Avatar Therapy - so I would imagine follow up is key - what happens when the person is not in front of a computer?— Keith R Laws (@Keith_Laws) December 20, 2013
In this context, it is worth checking the original objectives and hypotheses of the trial (published protocol at BMC Trials)
If we turn to the hypotheses...were they supported or not?
a) Avatar therapy reduced frequency and severity of hallucinations ...at 12 weeks
b) Avatar therapy reduced omnipotence but not malevolence ...at 12 weeks
c) not a single outcome measure advantage for avatar therapy was maintained ...at 24 weeks (including those described just above)
Indeed, Table 2 in the paper outlines 26 outcomes measured at 24 weeks and not one revealed a significant advantage for Avatar Therapy over Supportive Counselling...even by chance, we might expect one!
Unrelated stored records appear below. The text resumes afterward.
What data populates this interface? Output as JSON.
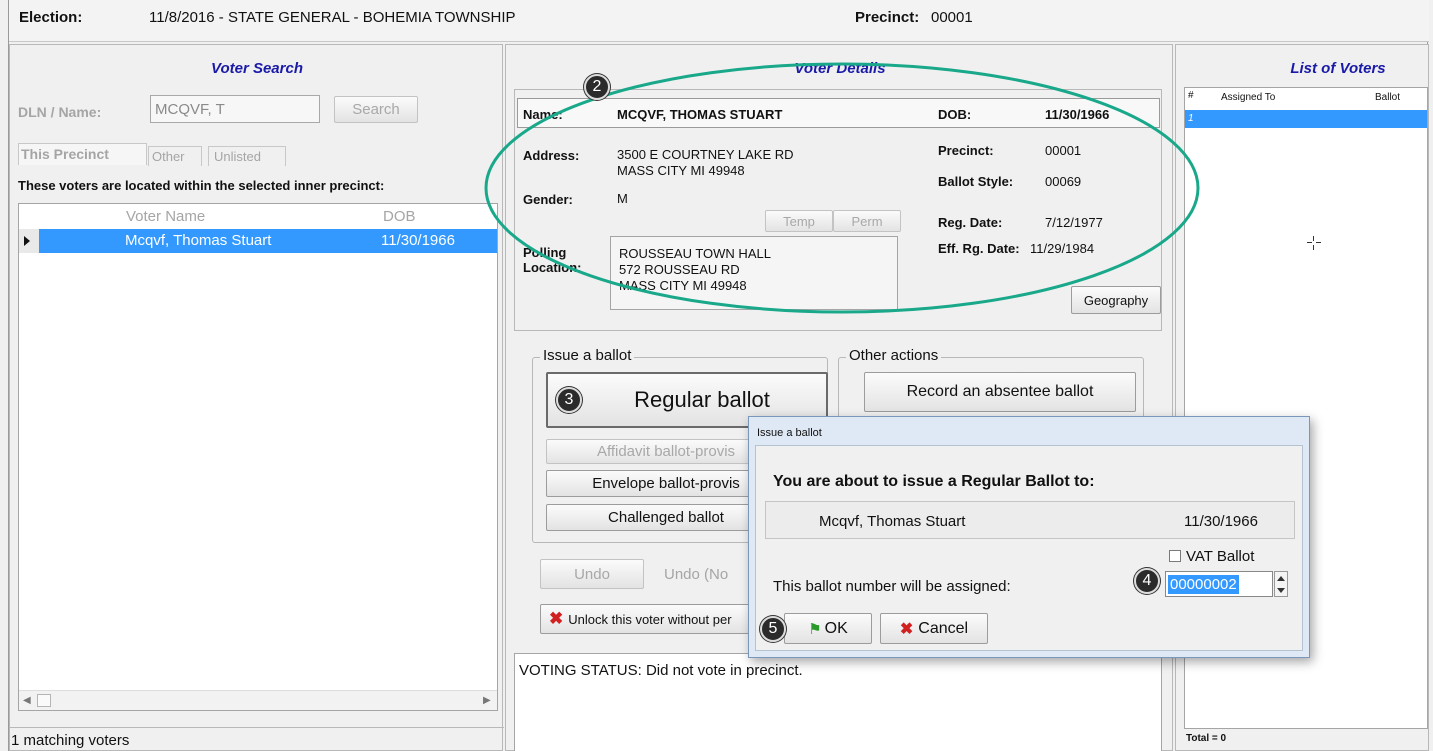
{
  "header": {
    "election_label": "Election:",
    "election_value": "11/8/2016 - STATE GENERAL - BOHEMIA TOWNSHIP",
    "precinct_label": "Precinct:",
    "precinct_value": "00001"
  },
  "voter_search": {
    "title": "Voter Search",
    "dln_label": "DLN / Name:",
    "dln_value": "MCQVF, T",
    "search_button": "Search",
    "tabs": [
      "This Precinct",
      "Other",
      "Unlisted"
    ],
    "notice": "These voters are located within the selected inner precinct:",
    "columns": [
      "Voter Name",
      "DOB"
    ],
    "rows": [
      {
        "name": "Mcqvf, Thomas Stuart",
        "dob": "11/30/1966"
      }
    ],
    "status": "1 matching voters"
  },
  "voter_details": {
    "title": "Voter Details",
    "name_label": "Name:",
    "name_value": "MCQVF, THOMAS STUART",
    "dob_label": "DOB:",
    "dob_value": "11/30/1966",
    "address_label": "Address:",
    "address_line1": "3500 E COURTNEY LAKE RD",
    "address_line2": "MASS CITY MI 49948",
    "precinct_label": "Precinct:",
    "precinct_value": "00001",
    "ballot_style_label": "Ballot Style:",
    "ballot_style_value": "00069",
    "gender_label": "Gender:",
    "gender_value": "M",
    "temp_button": "Temp",
    "perm_button": "Perm",
    "reg_date_label": "Reg. Date:",
    "reg_date_value": "7/12/1977",
    "eff_date_label": "Eff. Rg. Date:",
    "eff_date_value": "11/29/1984",
    "polling_label_1": "Polling",
    "polling_label_2": "Location:",
    "polling_line1": "ROUSSEAU TOWN HALL",
    "polling_line2": "572 ROUSSEAU RD",
    "polling_line3": "MASS CITY MI 49948",
    "geography_button": "Geography"
  },
  "issue_ballot": {
    "group_label": "Issue a ballot",
    "regular": "Regular ballot",
    "affidavit": "Affidavit ballot-provis",
    "envelope": "Envelope ballot-provis",
    "challenged": "Challenged ballot",
    "undo_button": "Undo",
    "undo_text": "Undo (No",
    "unlock_button": "Unlock this voter without per"
  },
  "other_actions": {
    "group_label": "Other actions",
    "absentee": "Record an absentee ballot"
  },
  "voting_status": "VOTING STATUS: Did not vote in precinct.",
  "list_of_voters": {
    "title": "List of Voters",
    "columns": [
      "#",
      "Assigned To",
      "Ballot"
    ],
    "rows": [
      {
        "num": "1"
      }
    ],
    "total": "Total = 0"
  },
  "dialog": {
    "title": "Issue a ballot",
    "heading": "You are about to issue a Regular Ballot to:",
    "voter_name": "Mcqvf, Thomas Stuart",
    "voter_dob": "11/30/1966",
    "vat_label": "VAT Ballot",
    "assign_text": "This ballot number will be assigned:",
    "ballot_number": "00000002",
    "ok_button": "OK",
    "cancel_button": "Cancel"
  },
  "markers": [
    "2",
    "3",
    "4",
    "5"
  ],
  "colors": {
    "title_blue": "#1a1aa8",
    "selection": "#3399ff",
    "callout_green": "#1aa88a",
    "cancel_red": "#d02020",
    "ok_green": "#2a9a2a"
  }
}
d) The proposed analysis of cost-efficacy is absent from the paper
e) The proposed mediator analyses are absent from the paper
29 #Strafford APTS by Bon Iver
Sure as any living dream
It's not all then what it seems
And the whole thing's hauled away
It's not all then what it seems
And the whole thing's hauled away
The interpretation offered by the authors in their discussion is revealing. It begins with the assertion that "AVATAR therapy was feasible to deliver, acceptable to participants, and did not result in any adverse events that could be attributed to the therapy." It is unclear what is meant by 'acceptable' here since - as in the previous trial- Avatar Therapy produced a high drop out rate of almost 1-in-3 during the 6 weekly 50-minute sessions.
Regarding the lack of difference at follow-up the authors suggest that
"...the absence of a treatment-as-usual control condition complicates interpretation of the absence of a significant difference between the two groups at 24 weeks. Although, as hypothesised, the large effect of AVATAR is maintained after therapy up to 24 weeks, participants who received supportive counselling show a small improvement after therapy, reducing the between group difference." (my italics)
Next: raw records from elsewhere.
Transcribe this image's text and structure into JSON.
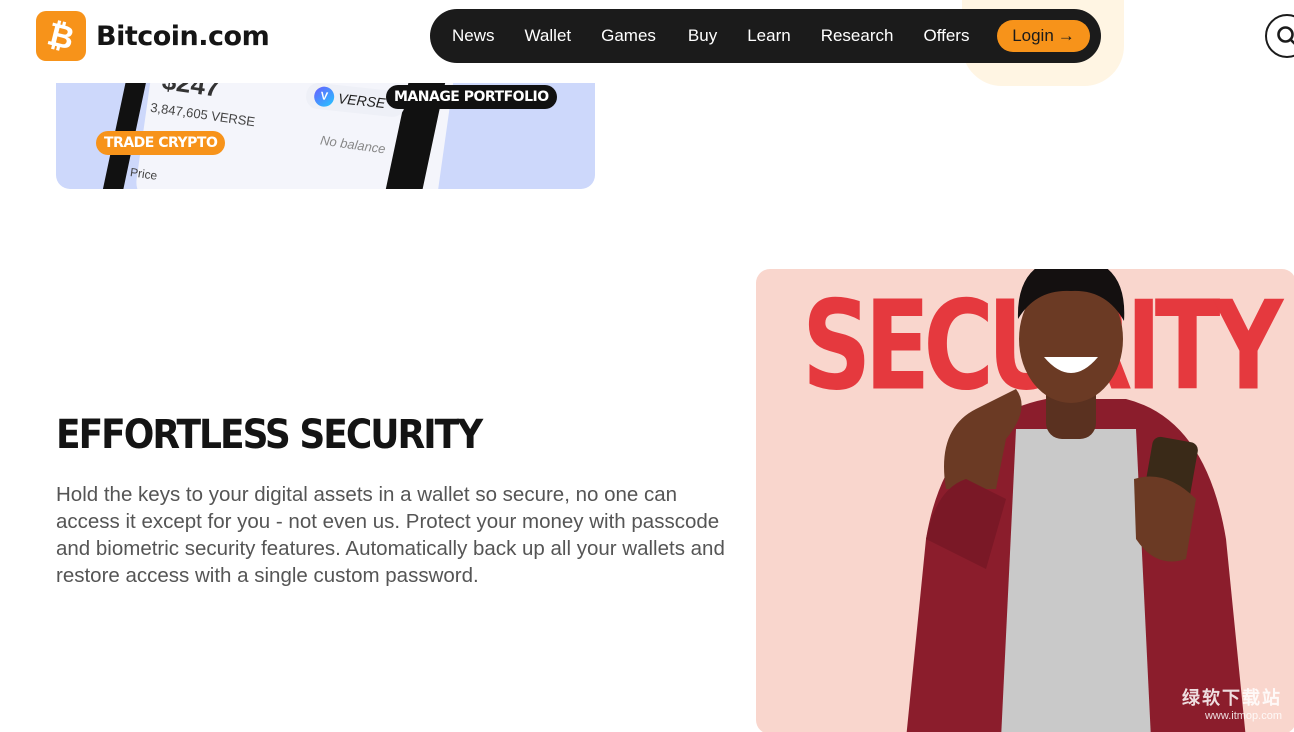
{
  "header": {
    "logo_text": "Bitcoin.com",
    "nav": [
      "News",
      "Wallet",
      "Games",
      "Buy",
      "Learn",
      "Research",
      "Offers"
    ],
    "login_label": "Login",
    "login_arrow": "→"
  },
  "promo": {
    "amount": "$247",
    "verse_balance": "3,847,605 VERSE",
    "verse_label": "VERSE",
    "no_balance": "No balance",
    "price_label": "Price",
    "tag_manage": "MANAGE PORTFOLIO",
    "tag_trade": "TRADE CRYPTO"
  },
  "section": {
    "title": "EFFORTLESS SECURITY",
    "body": "Hold the keys to your digital assets in a wallet so secure, no one can access it except for you - not even us. Protect your money with passcode and biometric security features. Automatically back up all your wallets and restore access with a single custom password."
  },
  "hero": {
    "word": "SECURITY",
    "watermark_main": "绿软下载站",
    "watermark_sub": "www.itmop.com"
  },
  "colors": {
    "brand_orange": "#f7931a",
    "nav_bg": "#1b1b1b",
    "promo_bg": "#cdd8fb",
    "hero_bg": "#f9d6cd",
    "hero_word": "#e5393e"
  },
  "icons": {
    "logo": "bitcoin-logo-icon",
    "search": "search-icon",
    "login_arrow": "arrow-right-icon"
  }
}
This is curious as the authors when discussing limitations of their previous Avatar Therapy trial concluded the opposite (quite correctly):
"By comparing Avatar Therapy with TAU we did not control for the time and attention paid by the therapist to patients receiving the therapy. In the proposed replication study we will include an active control of supportive counselling" (Leff et al 2013, p.5)
Second, to argue that "participants who received supportive counselling show a small improvement after therapy, reducing the between group difference" is somewhat bizarre - leaving aside the obvious therapeutic allegiance issue, when is a 'small' improvement for Supportive Counselling, a 'large' effect for Avatar Therapy?
The bottom line is that Supportive Counselling had a therapeutic effect that was much larger than anticipated and at follow-up was comparable to that of Avatar Therapy. The main difference is that the benefit attributable to Supportive Counselling persisted throughout the whole trial and was on an upward trend, while the benefit of Avatar Therapy was restricted to the initial testing phase...and then plateaued.
So, at the end of the trial, Supportive Counselling and Avatar therapy did not differ in efficacy on any of 26 measures...and on many key indicators, supportive counselling was still reducing the key outcome measures while Avatar therapy had plateaued ...we might even wonder what would emerge if the two groups had been tested another 12 weeks later.